On 09/18/2009 11:03 PM, Peter Zijlstra wrote:
> On Fri, 2009-09-18 at 21:54 +0200, Ingo Molnar wrote:
>
>    
>>> diff --git a/kernel/sched_fair.c b/kernel/sched_fair.c
>>> index 652e8bd..4fad08f 100644
>>> --- a/kernel/sched_fair.c
>>> +++ b/kernel/sched_fair.c
>>> @@ -353,11 +353,25 @@ static void __dequeue_entity(struct cfs_rq *cfs_rq, struct sched_entity *se)
>>>   static struct sched_entity *__pick_next_entity(struct cfs_rq *cfs_rq)
>>>   {
>>>   	struct rb_node *left = cfs_rq->rb_leftmost;
>>> +	struct sched_entity *se, *curr;
>>>
>>>   	if (!left)
>>>   		return NULL;
>>>
>>> -	return rb_entry(left, struct sched_entity, run_node);
>>> +	se = rb_entry(left, struct sched_entity, run_node);
>>> +	curr =&current->se;
>>> +
>>> +	/*
>>> +	 * Don't select the entity who just tried to schedule away
>>> +	 * if there's another entity available.
>>> +	 */
>>> +	if (unlikely(se == curr&&  cfs_rq->nr_running>  1)) {
>>> +		struct rb_node *next_node = rb_next(&curr->run_node);
>>> +		if (next_node)
>>> +			se = rb_entry(next_node, struct sched_entity, run_node);
>>> +	}
>>> +
>>> +	return se;
>>>   }
>>>        
> Really hate this change though,. doesn't seem right to not pick the same
> task again if its runnable. Bad for cache footprint.
>
> The scenario is quite common for stuff like:
>
> CPU0                                      CPU1
>
> set_task_state(TASK_INTERRUPTIBLE)
>
> if (cond)
>    goto out;
>                                       <--- ttwu()
> schedule();
>
>    

I agree, yielding should be explicitly requested.

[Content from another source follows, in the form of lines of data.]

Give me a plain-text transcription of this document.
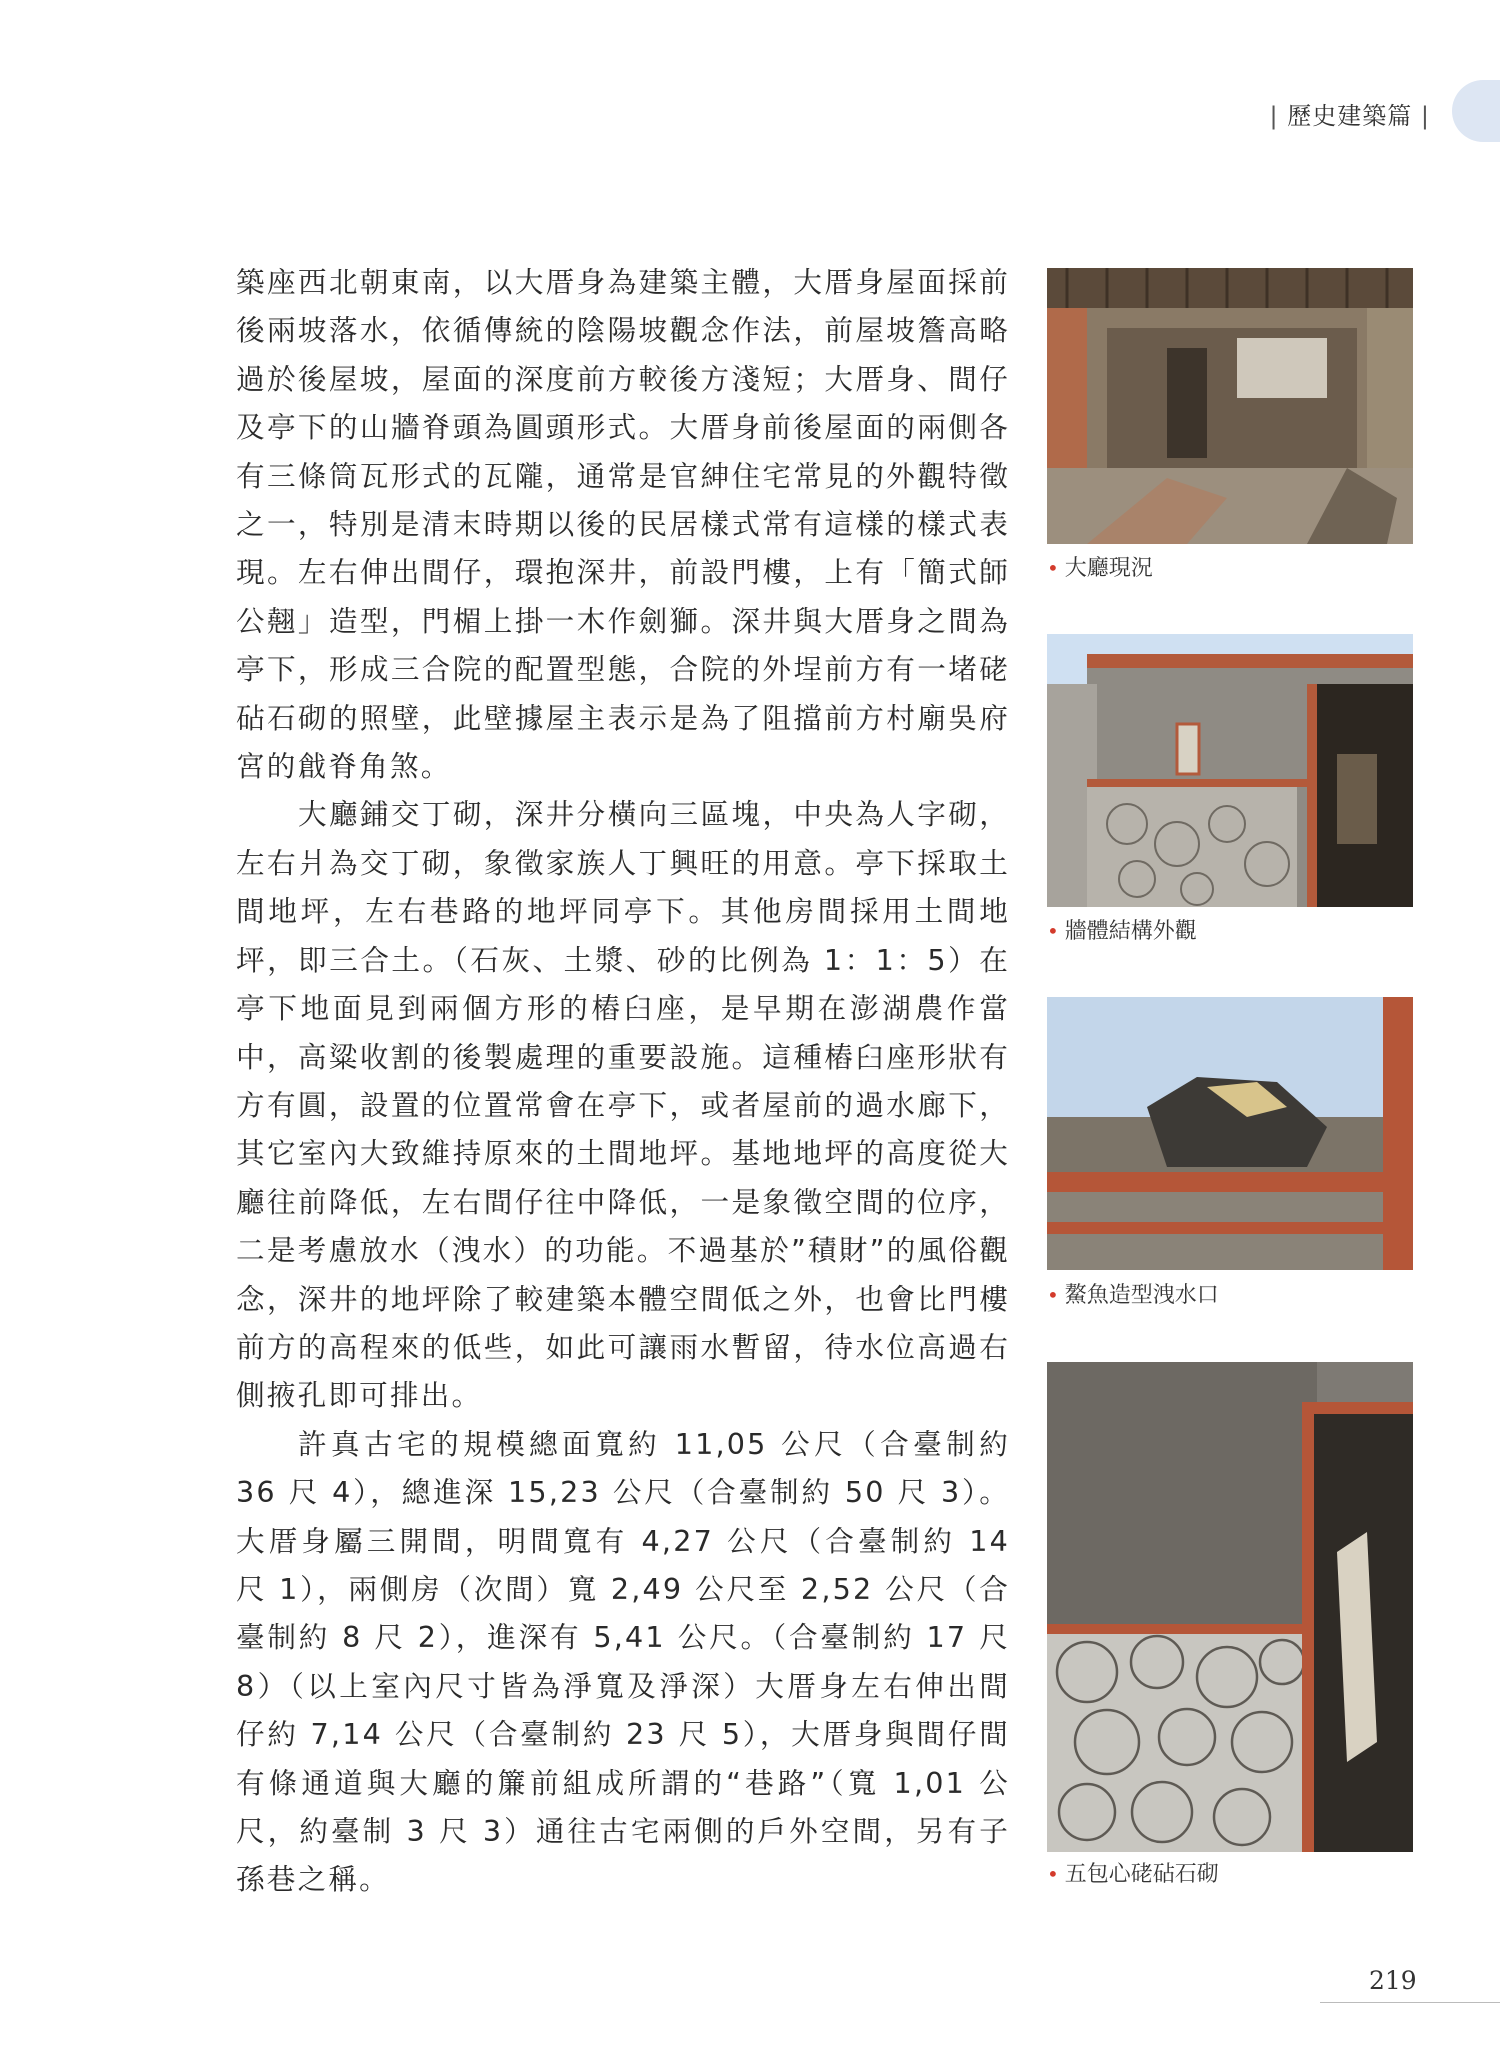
| 歷史建築篇 |

築座西北朝東南，以大厝身為建築主體，大厝身屋面採前後兩坡落水，依循傳統的陰陽坡觀念作法，前屋坡簷高略過於後屋坡，屋面的深度前方較後方淺短；大厝身、間仔及亭下的山牆脊頭為圓頭形式。大厝身前後屋面的兩側各有三條筒瓦形式的瓦隴，通常是官紳住宅常見的外觀特徵之一，特別是清末時期以後的民居樣式常有這樣的樣式表現。左右伸出間仔，環抱深井，前設門樓，上有「簡式師公翹」造型，門楣上掛一木作劍獅。深井與大厝身之間為亭下，形成三合院的配置型態，合院的外埕前方有一堵硓砧石砌的照壁，此壁據屋主表示是為了阻擋前方村廟吳府宮的戧脊角煞。

大廳鋪交丁砌，深井分橫向三區塊，中央為人字砌，左右爿為交丁砌，象徵家族人丁興旺的用意。亭下採取土間地坪，左右巷路的地坪同亭下。其他房間採用土間地坪，即三合土。（石灰、土漿、砂的比例為 1：1：5）在亭下地面見到兩個方形的樁臼座，是早期在澎湖農作當中，高粱收割的後製處理的重要設施。這種樁臼座形狀有方有圓，設置的位置常會在亭下，或者屋前的過水廊下，其它室內大致維持原來的土間地坪。基地地坪的高度從大廳往前降低，左右間仔往中降低，一是象徵空間的位序，二是考慮放水（洩水）的功能。不過基於”積財”的風俗觀念，深井的地坪除了較建築本體空間低之外，也會比門樓前方的高程來的低些，如此可讓雨水暫留，待水位高過右側掖孔即可排出。

許真古宅的規模總面寬約 11,05 公尺（合臺制約 36 尺 4），總進深 15,23 公尺（合臺制約 50 尺 3）。大厝身屬三開間，明間寬有 4,27 公尺（合臺制約 14 尺 1），兩側房（次間）寬 2,49 公尺至 2,52 公尺（合臺制約 8 尺 2），進深有 5,41 公尺。（合臺制約 17 尺 8）（以上室內尺寸皆為淨寬及淨深）大厝身左右伸出間仔約 7,14 公尺（合臺制約 23 尺 5），大厝身與間仔間有條通道與大廳的簾前組成所謂的“巷路”（寬 1,01 公尺，約臺制 3 尺 3）通往古宅兩側的戶外空間，另有子孫巷之稱。

• 大廳現況
• 牆體結構外觀
• 鰲魚造型洩水口
• 五包心硓砧石砌
219
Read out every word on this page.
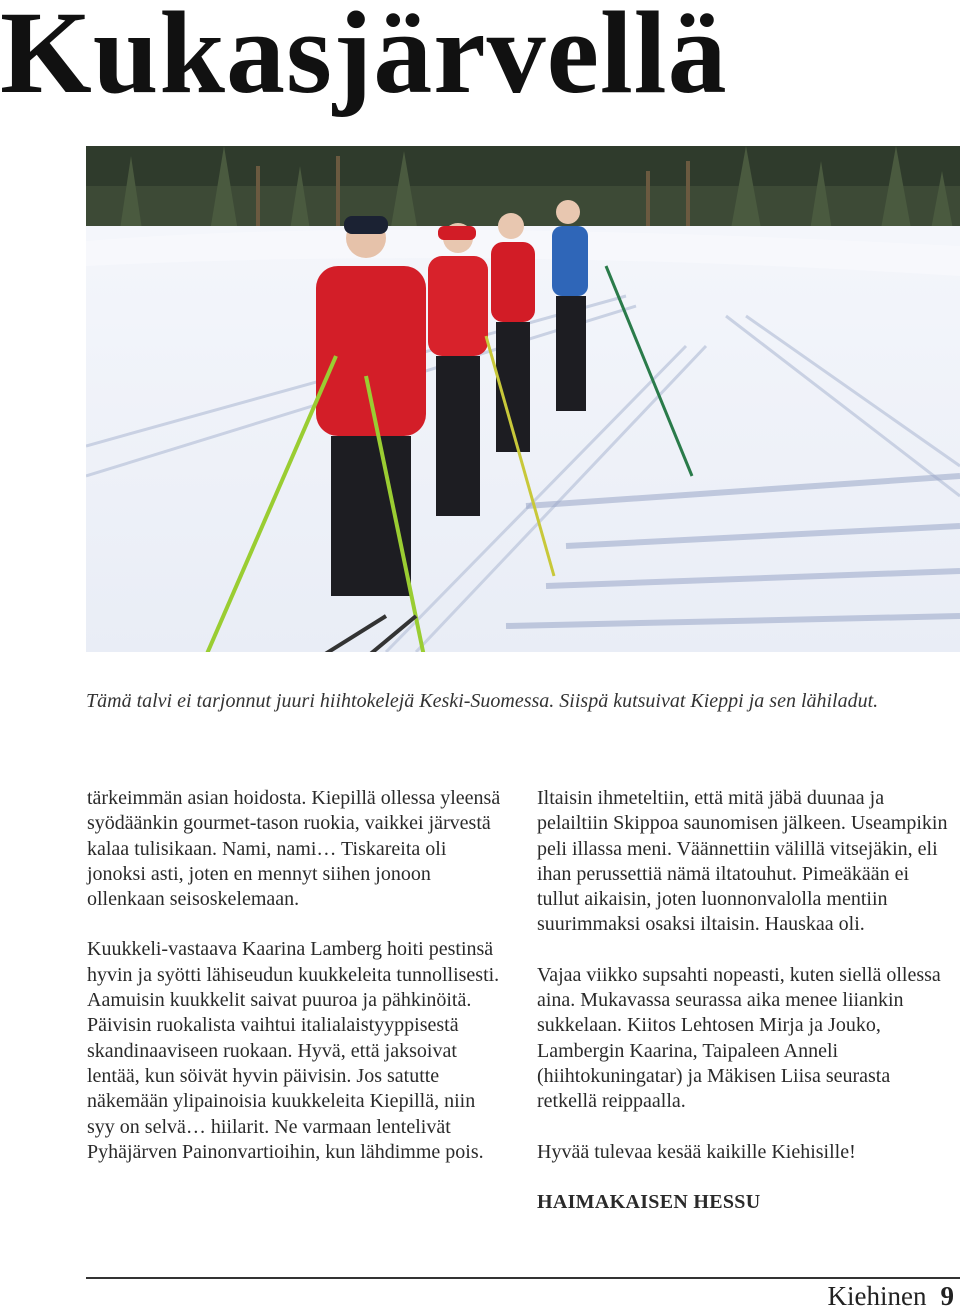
Kukasjärvellä

Tämä talvi ei tarjonnut juuri hiihtokelejä Keski-Suomessa. Siispä kutsuivat Kieppi ja sen lähiladut.

tärkeimmän asian hoidosta. Kiepillä ollessa yleensä syödäänkin gourmet-tason ruokia, vaikkei järvestä kalaa tulisikaan. Nami, nami… Tiskareita oli jonoksi asti, joten en mennyt siihen jonoon ollenkaan seisoskelemaan.

Kuukkeli-vastaava Kaarina Lamberg hoiti pestinsä hyvin ja syötti lähiseudun kuukkeleita tunnollisesti. Aamuisin kuukkelit saivat puuroa ja pähkinöitä. Päivisin ruokalista vaihtui italialaistyyppisestä skandinaaviseen ruokaan. Hyvä, että jaksoivat lentää, kun söivät hyvin päivisin. Jos satutte näkemään ylipainoisia kuukkeleita Kiepillä, niin syy on selvä… hiilarit. Ne varmaan lentelivät Pyhäjärven Painonvartioihin, kun lähdimme pois.

Iltaisin ihmeteltiin, että mitä jäbä duunaa ja pelailtiin Skippoa saunomisen jälkeen. Useampikin peli illassa meni. Väännettiin välillä vitsejäkin, eli ihan perussettiä nämä iltatouhut. Pimeäkään ei tullut aikaisin, joten luonnonvalolla mentiin suurimmaksi osaksi iltaisin. Hauskaa oli.

Vajaa viikko supsahti nopeasti, kuten siellä ollessa aina. Mukavassa seurassa aika menee liiankin sukkelaan. Kiitos Lehtosen Mirja ja Jouko, Lambergin Kaarina, Taipaleen Anneli (hiihtokuningatar) ja Mäkisen Liisa seurasta retkellä reippaalla.

Hyvää tulevaa kesää kaikille Kiehisille!

HAIMAKAISEN HESSU

Kiehinen 9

Also, on a heavily overcommitted box an undirected yield might take 
quite a long time to find the thread that's holding the lock.  I think a 
yield_to() will be a lot better:

- we can pick one of the vcpus belonging to the same guest to improve 
the probability that the lock actually get released
- we avoid an issue when the other vcpus are on different runqueues (in 
which case the current patch does nothing)
- we can fix the accounting by donating vruntime from current to the 
yielded-to vcpu


-- 
Do not meddle in the internals of kernels, for they are subtle and quick to panic.